Component | Minimum | Recommended | Guidelines |
---|---|---|---|
Operating System (Anzo Server) |
RHEL/CentOS 6 | RHEL/CentOS 7.9 | Cambridge Semantics recommends that you tune the ulimits for your Linux distribution to increase the limits for certain resources. See Configure User Resource Limits for more information. |
Microsoft Excel (Client Workstation) |
Excel 2003 | Excel 2007+ | The Anzo for Office data integration mapping tool plugin requires Microsoft Excel. |
Web Browser (Client Workstation) |
Firefox 62+ Chrome 74+ Safari 12+ Chromium-Based |
Chrome 90+ | Use the latest versions of web browsers, especially if you are using a Chromium-based browser, as some older versions will not work with the Anzo user interface components. |
Enterprise-Level Anzo Service User Account | N/A | N/A | It is important to work with your IT organization to create an Anzo service user account at the enterprise level. The service user account needs to be associated with a central directory server (LDAP) so that it is available across Anzo environments and is managed in accordance with the permissions policies of your company. For more information, see Anzo Service Account Requirements below. |
Anzo Service Account Requirements
For consistent and appropriate access management across current and future Anzo environments, it is important for the IT organization to create an enterprise-level, LDAP-managed Anzo service user account. The service account should be used when installing and running Anzo and all of the components in the platform, such as AnzoGraph, Spark, Elasticsearch, and Anzo Unstructured clusters. The service account should not have root user privileges but does need the following access:
- The account must have read and write permissions for the Anzo component installation directories. The default Anzo server installation directory is
/opt/Anzo
. - The account must have read and write access to the shared file store, such as the NFS mount location, where all Anzo components will read and write files during the data onboarding processes. For more information about the shared file system requirements, see Deploying the Shared File System.

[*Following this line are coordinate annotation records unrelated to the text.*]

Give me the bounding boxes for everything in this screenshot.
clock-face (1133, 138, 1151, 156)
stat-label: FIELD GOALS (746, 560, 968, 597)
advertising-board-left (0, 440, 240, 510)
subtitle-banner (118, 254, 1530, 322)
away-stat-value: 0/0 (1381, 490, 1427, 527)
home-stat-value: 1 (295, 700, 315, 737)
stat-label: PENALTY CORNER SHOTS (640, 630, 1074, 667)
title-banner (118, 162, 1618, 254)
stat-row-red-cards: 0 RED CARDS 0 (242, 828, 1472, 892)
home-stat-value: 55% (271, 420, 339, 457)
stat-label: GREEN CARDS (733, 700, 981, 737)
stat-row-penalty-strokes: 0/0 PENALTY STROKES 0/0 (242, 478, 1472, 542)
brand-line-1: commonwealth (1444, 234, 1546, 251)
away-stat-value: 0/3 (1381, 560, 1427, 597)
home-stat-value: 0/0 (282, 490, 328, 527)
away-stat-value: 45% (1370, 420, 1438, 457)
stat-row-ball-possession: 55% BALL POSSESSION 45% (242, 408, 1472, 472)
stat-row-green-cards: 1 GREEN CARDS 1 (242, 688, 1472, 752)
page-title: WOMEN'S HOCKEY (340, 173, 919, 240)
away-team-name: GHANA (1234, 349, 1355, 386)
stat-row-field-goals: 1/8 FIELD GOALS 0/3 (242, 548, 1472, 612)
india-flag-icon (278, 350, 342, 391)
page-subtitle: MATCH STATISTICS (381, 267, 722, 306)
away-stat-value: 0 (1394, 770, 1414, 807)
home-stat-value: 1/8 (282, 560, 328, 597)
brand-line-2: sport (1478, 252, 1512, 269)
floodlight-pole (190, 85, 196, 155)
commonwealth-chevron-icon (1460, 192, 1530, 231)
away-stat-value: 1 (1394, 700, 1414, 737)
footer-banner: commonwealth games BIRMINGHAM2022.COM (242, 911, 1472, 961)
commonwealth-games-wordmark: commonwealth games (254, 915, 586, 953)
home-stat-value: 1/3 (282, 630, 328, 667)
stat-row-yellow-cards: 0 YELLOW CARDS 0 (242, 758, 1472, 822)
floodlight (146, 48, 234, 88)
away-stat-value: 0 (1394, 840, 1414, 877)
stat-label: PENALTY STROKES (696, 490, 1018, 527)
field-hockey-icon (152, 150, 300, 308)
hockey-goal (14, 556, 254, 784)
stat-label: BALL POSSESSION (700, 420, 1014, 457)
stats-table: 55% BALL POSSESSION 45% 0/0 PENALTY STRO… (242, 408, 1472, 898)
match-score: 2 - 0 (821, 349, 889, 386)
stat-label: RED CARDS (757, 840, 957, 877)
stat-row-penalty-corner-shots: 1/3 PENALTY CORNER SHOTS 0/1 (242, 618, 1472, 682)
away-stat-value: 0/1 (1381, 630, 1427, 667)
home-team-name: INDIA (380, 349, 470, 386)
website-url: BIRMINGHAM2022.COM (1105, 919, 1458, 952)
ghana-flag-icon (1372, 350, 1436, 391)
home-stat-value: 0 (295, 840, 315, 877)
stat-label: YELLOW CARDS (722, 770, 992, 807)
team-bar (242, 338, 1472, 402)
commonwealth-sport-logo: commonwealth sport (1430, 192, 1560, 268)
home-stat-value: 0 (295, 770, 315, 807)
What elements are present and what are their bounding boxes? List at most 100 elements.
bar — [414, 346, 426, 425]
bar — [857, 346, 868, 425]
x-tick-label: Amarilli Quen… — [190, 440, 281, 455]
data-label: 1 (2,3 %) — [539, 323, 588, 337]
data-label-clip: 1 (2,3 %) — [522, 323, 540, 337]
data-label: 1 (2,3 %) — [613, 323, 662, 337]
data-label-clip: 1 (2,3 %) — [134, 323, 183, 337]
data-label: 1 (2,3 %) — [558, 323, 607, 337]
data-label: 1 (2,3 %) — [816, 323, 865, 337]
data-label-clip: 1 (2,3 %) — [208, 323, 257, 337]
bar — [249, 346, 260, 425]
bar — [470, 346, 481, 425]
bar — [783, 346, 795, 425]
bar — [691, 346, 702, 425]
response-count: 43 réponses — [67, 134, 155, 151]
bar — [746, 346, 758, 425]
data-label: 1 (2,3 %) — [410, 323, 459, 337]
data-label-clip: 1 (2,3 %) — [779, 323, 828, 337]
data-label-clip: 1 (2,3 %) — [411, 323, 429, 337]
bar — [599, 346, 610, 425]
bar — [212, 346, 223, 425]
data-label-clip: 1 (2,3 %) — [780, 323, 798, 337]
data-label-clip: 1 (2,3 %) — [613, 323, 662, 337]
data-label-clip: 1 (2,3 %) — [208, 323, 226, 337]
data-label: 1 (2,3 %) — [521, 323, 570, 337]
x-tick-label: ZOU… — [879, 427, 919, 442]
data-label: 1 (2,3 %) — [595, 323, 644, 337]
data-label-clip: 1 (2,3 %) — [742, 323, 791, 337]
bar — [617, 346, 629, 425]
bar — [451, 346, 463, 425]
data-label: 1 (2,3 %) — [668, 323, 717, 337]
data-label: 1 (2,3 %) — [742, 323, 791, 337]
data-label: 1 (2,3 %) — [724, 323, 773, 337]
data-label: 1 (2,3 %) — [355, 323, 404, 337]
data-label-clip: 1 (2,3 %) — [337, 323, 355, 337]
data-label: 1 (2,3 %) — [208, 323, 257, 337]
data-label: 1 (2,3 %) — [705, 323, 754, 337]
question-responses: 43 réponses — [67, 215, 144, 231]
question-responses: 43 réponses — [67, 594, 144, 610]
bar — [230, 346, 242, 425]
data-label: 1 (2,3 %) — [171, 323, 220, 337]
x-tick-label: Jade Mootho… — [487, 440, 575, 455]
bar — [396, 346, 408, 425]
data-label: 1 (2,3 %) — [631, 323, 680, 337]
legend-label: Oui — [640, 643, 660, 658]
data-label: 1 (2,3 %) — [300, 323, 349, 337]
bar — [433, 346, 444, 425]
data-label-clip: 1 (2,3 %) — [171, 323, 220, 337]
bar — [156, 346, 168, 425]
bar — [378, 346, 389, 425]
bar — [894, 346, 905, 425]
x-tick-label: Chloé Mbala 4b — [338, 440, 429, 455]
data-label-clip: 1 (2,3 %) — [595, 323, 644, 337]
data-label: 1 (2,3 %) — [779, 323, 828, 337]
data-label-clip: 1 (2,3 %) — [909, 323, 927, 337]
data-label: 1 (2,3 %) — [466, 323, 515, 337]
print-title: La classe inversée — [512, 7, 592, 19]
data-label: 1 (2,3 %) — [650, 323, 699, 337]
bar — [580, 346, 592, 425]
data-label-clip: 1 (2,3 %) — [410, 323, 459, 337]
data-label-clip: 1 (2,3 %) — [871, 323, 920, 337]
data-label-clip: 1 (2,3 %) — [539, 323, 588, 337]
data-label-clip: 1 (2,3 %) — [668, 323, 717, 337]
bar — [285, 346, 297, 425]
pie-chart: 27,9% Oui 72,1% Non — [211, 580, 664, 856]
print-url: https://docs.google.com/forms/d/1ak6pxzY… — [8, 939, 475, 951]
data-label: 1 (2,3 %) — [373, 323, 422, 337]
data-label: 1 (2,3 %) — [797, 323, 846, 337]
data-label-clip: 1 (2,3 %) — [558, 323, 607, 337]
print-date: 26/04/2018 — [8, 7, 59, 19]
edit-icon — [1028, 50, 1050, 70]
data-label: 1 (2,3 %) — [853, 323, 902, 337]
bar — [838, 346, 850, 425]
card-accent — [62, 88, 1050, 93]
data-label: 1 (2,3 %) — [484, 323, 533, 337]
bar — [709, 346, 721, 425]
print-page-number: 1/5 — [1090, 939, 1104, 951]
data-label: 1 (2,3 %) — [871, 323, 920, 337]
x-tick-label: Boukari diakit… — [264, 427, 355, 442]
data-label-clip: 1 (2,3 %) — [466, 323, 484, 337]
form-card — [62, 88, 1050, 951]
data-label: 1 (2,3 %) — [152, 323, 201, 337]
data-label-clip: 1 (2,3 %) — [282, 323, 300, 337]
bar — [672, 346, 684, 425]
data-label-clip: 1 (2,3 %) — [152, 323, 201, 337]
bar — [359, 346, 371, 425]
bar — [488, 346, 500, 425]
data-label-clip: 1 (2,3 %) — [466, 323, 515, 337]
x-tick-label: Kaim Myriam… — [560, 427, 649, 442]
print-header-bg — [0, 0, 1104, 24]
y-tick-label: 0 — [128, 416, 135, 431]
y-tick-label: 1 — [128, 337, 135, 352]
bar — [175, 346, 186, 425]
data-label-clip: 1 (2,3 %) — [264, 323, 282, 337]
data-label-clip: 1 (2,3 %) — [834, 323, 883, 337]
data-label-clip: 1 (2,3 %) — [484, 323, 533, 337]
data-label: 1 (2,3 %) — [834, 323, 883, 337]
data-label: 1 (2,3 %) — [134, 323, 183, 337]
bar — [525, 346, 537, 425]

Set the Anzo account User ID (UID) and Group ID (GID) to 1000. For integration between Anzo applications, it is important that the owner of files that are written to the shared file store is UID 1000, especially if you are considering Kubernetes-based deployments of Anzo applications.
- The account must have a home directory on the Anzo host server.
Supported Single Sign-On Providers
Anzo supports the following single sign-on (SSO) protocols:
- Basic SSO
- Facebook OAuth
- JSON Web Tokens (JWT)
- Kerberos
- OpenID Connect (OIDC)
- Security Assertion Markup Language (SAML)
- Spring Security OAuth2
For information about configuring SSO access, see Connecting to an SSO Provider.
Firewall Requirements
The table below lists the TCP ports to open on the Anzo host.
Port | Description | Access Needed... |
---|---|---|
61616 | Anzo port used by the software development kit (SDK) and command line interface (CLI) |
|
61617 | Anzo SSL port used by the SDK and CLI |
|
8022 | Anzo SSH service port |
|
8945 | Anzo Administration service port |
|
8946 | Anzo Administration service SSL port |
|
80 | Application HTTP port |
|
443 | Application HTTPS port. |
|
3389 | LDAP port |
|
9393 (optional) | Optional Java Management Extensions (JMX) port. Enable this port if you want to connect to Anzo from a JMX client. |
|
9394 (optional) | Optional JMX SSL port. Enable this port if you want to make a secure connection to Anzo from a JMX client. |
|
5700 | The Anzo protocol (gRPC) port for secure communication between AnzoGraph and Anzo For more information about the communication between Anzo and AnzoGraph, see Firewall Requirements in AnzoGraph Server Requirements. |
|
5600 | AnzoGraph's SSL system management port |
|
File Storage Requirements
Anzo needs to have read and write access to a file storage system that can be shared between Anzo and all AnzoGraph, Anzo Unstructured, ETL Engine, and Elasticsearch servers. The supported storage systems are NFS, Hadoop Distributed File Systems (HDFS), File Transfer Protocol (FTP or FTPS) systems, Google Cloud Platform (GCP) storage, and Amazon Simple Cloud Storage Service (S3). In almost all cases, organizations create an NFS to mount to all of the servers in the Anzo environment. Mounted network file systems offer the best support and performance for reading and writing files.
For details and guidance on choosing the file system, see Deploying the Shared File System.
Standalone Spark Server Requirements
Anzo includes an embedded Spark ETL engine to integrate data from various sources. Depending on your server configuration, the embedded engine might not be sufficient for ingesting very large amounts of data. To support ingestion of large data sets, you can install standalone ingestion servers. The table below lists the recommended configuration for standalone Spark servers.
Component | Recommendation |
---|---|
Available RAM | 100+ GB |
Disk Space | 200+ GB |
vCPU | 16+ |